The September 1, 2017 issue of Fortune magazine’s cover page screamed “Blockhain Mania”. The article said, “A blockchain is a kind of ledger, a table that businesses use to track credits and debits. But it’s not just any run-of-the-mill financial database. One of blockchain’s distinguishing features is that it concatenates (or “chains”) cryptographically verified transactions into sequences of lists (or “blocks”). The system uses complex mathematical functions to arrive at a definitive record of who owns what, when. Properly applied, a blockchain can help assure data integrity, maintain auditable records, and contracts into programmable software. It’s a ledger, but on the bleeding edge”.

So welcome to the new phase of network computing where we switch from “transfer of information” to “transfer of values”. Just as TCP/IP became the fundamental protocol for communication and helped create today’s internet with the first killer app Email (SMTP), blockchain will enable exchange of assets (the first app being Bitcoin for money). So get used to new terms like cryptocurrency, DLS (distributed ledger stack), nonce, ethereum, smart contracts, pseudo anonymity, etc. The “information internet” becomes the “value internet”. — Patrick Byrne, CEO of Overstock said, “Over the next decade, what the internet did to communications, blockchain is going to do to about 150 industries”. — In a recent article in Harvard Business Review, authors Joi Ito, Neha Narula, and Robleh Ali said, “The blockchain will do to the financial system what the internet did to media”.
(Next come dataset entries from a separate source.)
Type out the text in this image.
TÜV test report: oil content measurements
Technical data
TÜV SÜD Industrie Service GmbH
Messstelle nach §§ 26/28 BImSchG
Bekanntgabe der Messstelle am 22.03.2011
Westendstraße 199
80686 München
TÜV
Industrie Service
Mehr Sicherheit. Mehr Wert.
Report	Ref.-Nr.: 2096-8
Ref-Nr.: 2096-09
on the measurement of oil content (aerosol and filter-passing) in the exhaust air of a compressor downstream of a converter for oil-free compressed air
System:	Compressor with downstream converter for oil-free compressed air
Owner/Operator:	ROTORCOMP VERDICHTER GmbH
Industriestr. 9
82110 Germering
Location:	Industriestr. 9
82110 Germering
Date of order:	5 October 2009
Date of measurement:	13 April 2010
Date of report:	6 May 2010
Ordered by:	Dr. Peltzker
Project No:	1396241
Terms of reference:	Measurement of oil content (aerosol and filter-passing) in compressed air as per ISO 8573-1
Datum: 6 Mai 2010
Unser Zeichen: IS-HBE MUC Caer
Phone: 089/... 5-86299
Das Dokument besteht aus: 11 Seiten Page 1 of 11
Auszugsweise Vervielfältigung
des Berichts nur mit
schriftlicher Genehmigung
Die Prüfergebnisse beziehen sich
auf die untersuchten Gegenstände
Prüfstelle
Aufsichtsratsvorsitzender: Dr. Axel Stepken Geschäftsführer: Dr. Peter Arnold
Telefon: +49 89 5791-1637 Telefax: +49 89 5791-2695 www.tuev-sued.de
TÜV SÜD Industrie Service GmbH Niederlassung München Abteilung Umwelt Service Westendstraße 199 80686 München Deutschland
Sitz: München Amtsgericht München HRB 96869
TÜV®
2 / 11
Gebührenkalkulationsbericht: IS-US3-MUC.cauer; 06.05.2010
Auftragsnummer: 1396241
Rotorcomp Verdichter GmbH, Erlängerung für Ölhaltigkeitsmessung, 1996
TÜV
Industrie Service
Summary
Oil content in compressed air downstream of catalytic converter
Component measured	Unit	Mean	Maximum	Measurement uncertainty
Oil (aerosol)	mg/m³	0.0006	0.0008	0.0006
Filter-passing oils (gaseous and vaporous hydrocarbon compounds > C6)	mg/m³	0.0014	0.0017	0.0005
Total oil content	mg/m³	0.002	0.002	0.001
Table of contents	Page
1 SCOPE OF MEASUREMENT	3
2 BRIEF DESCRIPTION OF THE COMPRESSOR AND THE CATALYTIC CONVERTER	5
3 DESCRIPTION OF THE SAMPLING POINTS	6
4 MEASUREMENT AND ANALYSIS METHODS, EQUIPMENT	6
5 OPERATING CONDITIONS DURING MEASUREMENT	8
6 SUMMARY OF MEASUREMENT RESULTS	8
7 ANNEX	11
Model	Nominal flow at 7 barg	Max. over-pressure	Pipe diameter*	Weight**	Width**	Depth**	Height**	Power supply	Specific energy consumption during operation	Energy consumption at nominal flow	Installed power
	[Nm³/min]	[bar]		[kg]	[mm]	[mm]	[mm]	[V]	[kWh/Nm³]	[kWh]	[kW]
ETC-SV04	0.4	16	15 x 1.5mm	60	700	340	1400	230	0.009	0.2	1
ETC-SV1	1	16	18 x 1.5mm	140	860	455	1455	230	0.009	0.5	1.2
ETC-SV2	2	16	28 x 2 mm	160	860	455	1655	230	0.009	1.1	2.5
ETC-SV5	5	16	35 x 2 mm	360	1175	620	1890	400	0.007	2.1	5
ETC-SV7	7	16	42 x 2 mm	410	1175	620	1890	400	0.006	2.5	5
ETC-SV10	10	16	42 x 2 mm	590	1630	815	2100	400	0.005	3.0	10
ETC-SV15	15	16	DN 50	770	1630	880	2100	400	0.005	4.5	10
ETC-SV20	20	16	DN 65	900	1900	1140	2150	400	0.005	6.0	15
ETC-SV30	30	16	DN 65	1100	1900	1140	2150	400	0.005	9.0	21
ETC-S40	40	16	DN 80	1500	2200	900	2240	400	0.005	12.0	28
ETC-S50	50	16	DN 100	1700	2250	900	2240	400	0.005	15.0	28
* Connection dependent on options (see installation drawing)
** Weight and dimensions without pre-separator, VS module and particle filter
The key elements of blockchain are the following:

  • Distributed Database – each party on a blockchain has access to entire DB and its complete history. No single party controls the data or the info. Each party can verify records without an intermediary.
  • Peer-to-Peer Transmission (P2P) – communication directly between peers instead of thru a central node.
  • Transparency with Pseudonymity – each transaction and associated value are visible to anyone with access to system. Each node/user has a unique 30-plus-character alphanumeric address. Users can choose to be anonymous or provide proof of identity. Transactions occur between blockchain addresses.
  • Irreversibility of records – once a transaction is entered in the DB, they can not be altered, because they are linked to every xaction record before them (hence the term ‘chain’).
  • Computational Logic – blockchain transactions can be tied to computational logic and in essence programmed.

The heart of the system is a distributed database that is write-once, read-many with a copy replicated at each node. It is transaction processing in a highly distributed network with guaranteed data integrity, security, and trust. Blockchain also provides automated, secure coordination system with remuneration and tracking. Even if it started with “money transfer” via Bitcoin, the underpinnings can be applied to any assets. The need for a central coordinating agency such as bank becomes unnecessary. Assets such as mortgages, bonds, stocks, loans, home titles, auto registries, birth and death certificates, passport, visa, etc. can all be exchanged without intermediaries. The Feb, 2017 HBR article said, “Blockchain is a foundational technology (not disruptive). It has the potential to create new foundations for our economic & social systems.”

We did not get into the depth of the technology here, but plenty of literature is available for you to read. Major vendors such as IBM, Microsoft, Oracle, HPE are offering blockchain as an infrastructure service for enterprise asset management.